Test the Updated Design

Run the test program. It should now show 208.333333MHz as an estimate for uram_clk.

sudo ./innova2_xdma_test

Test Updated Design

Recreating the Design in Vivado

Run the source command from the main Vivado 2023.1 window. Only some versions of Vivado successfully implement this block design.

cd innova2_xdma_demo
dir
source innova2_xdma_demo.tcl

Source Project Files

Click on Generate Bitstream.

Generate Bitstream

Synthesis and implementation should complete within an hour (00:57+21:05+16:37=38:39).

Synthesis and Implemetation Results

Once the Bitstream is generated, run Write Memory Configuration File, select bin, mt25qu512_x1_x2_x4_x8, SPIx8, Load bitstream files, and a location and name for the output binary files. The bitstream will end up in the innova2_xdma_demo/innova2_xdma_demo.runs/impl_1 directory as xdma_wrapper.bit.

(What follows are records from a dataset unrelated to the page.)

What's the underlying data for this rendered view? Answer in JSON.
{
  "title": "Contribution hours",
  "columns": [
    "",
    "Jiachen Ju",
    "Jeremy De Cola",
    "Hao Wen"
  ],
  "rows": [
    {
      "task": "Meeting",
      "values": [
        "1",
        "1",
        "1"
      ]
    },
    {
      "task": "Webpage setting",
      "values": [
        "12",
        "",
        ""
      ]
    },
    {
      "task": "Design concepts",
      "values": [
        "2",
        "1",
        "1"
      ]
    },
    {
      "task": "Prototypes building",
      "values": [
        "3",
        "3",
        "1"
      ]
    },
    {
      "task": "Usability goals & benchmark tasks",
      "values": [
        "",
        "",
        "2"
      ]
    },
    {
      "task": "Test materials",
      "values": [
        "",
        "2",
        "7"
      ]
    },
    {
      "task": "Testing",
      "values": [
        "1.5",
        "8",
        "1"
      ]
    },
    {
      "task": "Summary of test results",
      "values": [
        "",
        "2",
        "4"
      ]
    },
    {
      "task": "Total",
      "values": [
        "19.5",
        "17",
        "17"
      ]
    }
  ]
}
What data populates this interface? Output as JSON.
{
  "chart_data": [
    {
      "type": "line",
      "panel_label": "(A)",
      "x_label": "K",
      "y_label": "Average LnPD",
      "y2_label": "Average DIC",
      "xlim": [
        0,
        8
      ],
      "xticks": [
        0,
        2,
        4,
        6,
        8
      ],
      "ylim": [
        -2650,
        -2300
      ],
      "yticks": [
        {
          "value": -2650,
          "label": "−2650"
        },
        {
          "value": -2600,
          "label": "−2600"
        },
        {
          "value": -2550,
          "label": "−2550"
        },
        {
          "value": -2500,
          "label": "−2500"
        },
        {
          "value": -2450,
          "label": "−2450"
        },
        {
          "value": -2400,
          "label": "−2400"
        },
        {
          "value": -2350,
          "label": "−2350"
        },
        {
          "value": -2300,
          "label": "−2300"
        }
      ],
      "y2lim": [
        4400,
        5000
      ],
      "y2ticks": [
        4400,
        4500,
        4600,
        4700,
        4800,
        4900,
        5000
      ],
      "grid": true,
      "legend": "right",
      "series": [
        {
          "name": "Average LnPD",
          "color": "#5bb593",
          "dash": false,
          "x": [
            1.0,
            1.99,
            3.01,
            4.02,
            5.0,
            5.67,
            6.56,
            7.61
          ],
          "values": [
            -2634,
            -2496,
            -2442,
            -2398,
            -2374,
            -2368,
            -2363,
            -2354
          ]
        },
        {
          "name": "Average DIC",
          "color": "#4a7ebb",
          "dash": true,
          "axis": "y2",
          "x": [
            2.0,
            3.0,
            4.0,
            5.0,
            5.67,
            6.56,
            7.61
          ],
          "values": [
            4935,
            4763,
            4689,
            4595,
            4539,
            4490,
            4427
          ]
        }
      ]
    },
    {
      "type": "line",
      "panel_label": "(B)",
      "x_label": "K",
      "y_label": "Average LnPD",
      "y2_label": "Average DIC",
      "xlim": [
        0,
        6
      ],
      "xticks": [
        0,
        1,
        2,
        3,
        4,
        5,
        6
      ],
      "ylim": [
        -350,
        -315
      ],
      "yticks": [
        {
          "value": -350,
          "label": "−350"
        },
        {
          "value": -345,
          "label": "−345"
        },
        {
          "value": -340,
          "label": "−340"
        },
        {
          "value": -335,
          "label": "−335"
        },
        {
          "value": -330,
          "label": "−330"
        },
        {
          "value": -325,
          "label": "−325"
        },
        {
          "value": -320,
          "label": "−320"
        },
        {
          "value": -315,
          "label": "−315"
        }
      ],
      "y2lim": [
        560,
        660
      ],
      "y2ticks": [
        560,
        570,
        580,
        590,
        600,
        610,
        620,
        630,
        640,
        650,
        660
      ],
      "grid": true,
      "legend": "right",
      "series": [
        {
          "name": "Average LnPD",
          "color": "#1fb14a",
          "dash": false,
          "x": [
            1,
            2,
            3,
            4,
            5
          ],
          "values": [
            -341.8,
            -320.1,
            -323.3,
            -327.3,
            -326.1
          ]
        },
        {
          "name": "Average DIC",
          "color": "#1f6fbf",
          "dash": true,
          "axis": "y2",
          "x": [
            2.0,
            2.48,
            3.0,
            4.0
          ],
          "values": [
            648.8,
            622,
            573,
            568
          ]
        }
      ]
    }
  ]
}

Vivado will add the _primary.bin and _secondary.bin extensions as the Innova-2 uses dual MT25QU512 FLASH ICs in x8 for high speed programming.

Write Memory Configuration File

Proceed to Loading a User Image

Design Notes

BRAM Controller Uses UltraRAM

The Ultrascale+ FPGA Product Selection Guide lists the XCKU15P as having 36Mbit of UltraRAM.

UltraScale+ Product Selection Guide KU15P

All the UltraRAM is in a single column which can be seen when an Implemented design is opened in Vivado:

XCKU15P Implemented Design View of URAM Blocks

UltraRAM can be cascaded and (36000000/8/1024/1024)~=4.29 so 4MByte of range should be possible when using UltraRAM but some versions of Vivado fail implementation.

UltraScale UltraRAM Blocks can be Cascaded

2MB of URAM running at about 220MHz is the maximal usable single URAM BRAM Block that will consistently pass implementation.

UltraRAM Range is 2M